It won’t be long before the dump trucks and bulldozers show up at Village Plaza, a popular strip mall on Sun City Center Boulevard, to clear the way for a new Aldi supermarket.
Ocean Blue Realty Inc., the company handling the sale of the land, closed on the property earlier this month. Demolition of the current buildings on the lot is at least 30 to 45 days away, according to the company.
Wawa, a convenience store, has also submitted plans to open a new store across the street from the new Aldi supermarket on the southeast corner of the intersection. Wawa, famous in the Northeast for their subs, has been pressing hard in the Tampa Bay market lately. They opened a new store in Riverview earlier this year.
Village Plaza, at the corner of U.S. 301 and S.R. 674 (SCC Boulevard), was home to a jewelry store, a barber shop, a pet grooming store, a golf cart sales and repair shop, a TV repair shop, a beauty salon and a Spanish-speaking Alcoholics Anonymous meeting hall. There are also several empty storefronts in the plaza.
Current business owners in the plaza were told in January they must vacate the premises by March 14. The landlord for Village Plaza, Frank Diehl Farms of Wimauma, refused to comment on any impending sale of the property or verify reports tenants had been asked to move, but business owners confirmed receipt of a Jan. 14 letter saying they had 60 days to leave.
Business owners were in the dark about who would take over the plaza.
Boggs Jewelers has already held the Grand Reopening for its new location in the Publix shopping center across S.R. 674.
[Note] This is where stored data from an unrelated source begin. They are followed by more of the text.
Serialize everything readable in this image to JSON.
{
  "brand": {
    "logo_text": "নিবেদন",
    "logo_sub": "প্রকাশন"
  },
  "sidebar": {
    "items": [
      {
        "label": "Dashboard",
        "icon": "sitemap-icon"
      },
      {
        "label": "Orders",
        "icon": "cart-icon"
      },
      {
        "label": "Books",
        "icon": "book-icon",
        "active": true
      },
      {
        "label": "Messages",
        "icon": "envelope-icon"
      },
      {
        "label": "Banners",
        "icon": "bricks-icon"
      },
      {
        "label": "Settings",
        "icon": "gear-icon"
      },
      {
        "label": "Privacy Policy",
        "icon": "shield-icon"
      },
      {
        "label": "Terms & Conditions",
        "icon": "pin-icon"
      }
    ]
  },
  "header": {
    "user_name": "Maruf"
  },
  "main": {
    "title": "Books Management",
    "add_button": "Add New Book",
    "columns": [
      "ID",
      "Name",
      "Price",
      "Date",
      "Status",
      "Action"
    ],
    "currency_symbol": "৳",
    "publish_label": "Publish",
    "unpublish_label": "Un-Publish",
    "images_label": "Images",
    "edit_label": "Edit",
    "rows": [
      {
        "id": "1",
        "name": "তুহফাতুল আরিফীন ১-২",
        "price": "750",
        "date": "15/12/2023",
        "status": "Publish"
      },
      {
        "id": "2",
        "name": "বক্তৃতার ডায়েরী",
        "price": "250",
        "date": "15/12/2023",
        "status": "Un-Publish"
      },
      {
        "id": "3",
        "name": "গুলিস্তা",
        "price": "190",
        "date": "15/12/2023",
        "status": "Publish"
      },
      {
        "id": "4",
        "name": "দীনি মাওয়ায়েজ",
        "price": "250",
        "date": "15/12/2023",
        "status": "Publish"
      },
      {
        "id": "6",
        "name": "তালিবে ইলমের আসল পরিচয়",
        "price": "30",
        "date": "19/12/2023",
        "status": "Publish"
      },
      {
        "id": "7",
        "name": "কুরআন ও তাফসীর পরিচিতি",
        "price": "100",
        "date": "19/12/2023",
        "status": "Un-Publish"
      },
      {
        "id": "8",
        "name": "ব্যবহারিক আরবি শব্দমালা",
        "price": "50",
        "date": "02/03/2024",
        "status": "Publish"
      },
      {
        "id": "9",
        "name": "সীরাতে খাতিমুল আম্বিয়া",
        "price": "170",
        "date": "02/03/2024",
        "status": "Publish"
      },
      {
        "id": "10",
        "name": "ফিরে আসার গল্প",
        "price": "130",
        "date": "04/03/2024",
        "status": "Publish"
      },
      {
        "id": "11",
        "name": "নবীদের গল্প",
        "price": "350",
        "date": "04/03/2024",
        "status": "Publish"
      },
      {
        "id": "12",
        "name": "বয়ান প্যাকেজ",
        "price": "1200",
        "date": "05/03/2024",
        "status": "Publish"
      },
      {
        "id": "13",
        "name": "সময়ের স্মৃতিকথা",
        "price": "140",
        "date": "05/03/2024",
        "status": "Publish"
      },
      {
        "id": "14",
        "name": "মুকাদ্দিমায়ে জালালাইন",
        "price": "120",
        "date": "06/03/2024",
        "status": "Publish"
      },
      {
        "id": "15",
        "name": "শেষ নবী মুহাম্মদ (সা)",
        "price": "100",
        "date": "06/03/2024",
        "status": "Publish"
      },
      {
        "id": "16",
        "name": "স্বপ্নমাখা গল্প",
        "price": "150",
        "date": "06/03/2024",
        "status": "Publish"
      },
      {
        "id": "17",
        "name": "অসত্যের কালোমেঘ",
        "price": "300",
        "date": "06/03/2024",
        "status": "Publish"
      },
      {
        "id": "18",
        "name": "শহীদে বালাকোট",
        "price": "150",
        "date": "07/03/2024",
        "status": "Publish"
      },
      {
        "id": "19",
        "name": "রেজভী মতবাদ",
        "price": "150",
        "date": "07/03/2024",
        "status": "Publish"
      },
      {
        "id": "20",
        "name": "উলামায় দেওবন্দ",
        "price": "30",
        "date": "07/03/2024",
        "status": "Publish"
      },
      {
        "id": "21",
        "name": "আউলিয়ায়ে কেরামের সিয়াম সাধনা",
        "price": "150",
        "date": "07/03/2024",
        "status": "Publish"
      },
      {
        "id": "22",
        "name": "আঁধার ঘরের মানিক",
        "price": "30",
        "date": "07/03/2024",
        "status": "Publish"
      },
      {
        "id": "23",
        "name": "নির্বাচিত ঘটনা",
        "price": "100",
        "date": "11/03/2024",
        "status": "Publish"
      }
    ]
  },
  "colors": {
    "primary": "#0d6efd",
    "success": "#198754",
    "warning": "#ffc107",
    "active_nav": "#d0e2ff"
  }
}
Annette’s Beauty Salon is now located at 916 N. Pebble Beach Boulevard between Bay Services Locksmith and the laundromat.
Ray’s Golf Carts Sales and Service, which moved to the plaza in 2009, already has a new home at 761 Cortaro Drive in Sun City Center.
Gordon Dimmock of Ray’s Golf Carts was “less than pleased” when he received the Jan. 14 letter saying he would have to move by March. “We bought the business on Dec. 17, and as part of the process we took over the lease and assumed we were good to go,” he said. “Now to move has cost us a small fortune.”
Speaking of other business owners in the plaza, Dimmock said it wasn’t a surprise to some. “I think they were expecting it,” he said.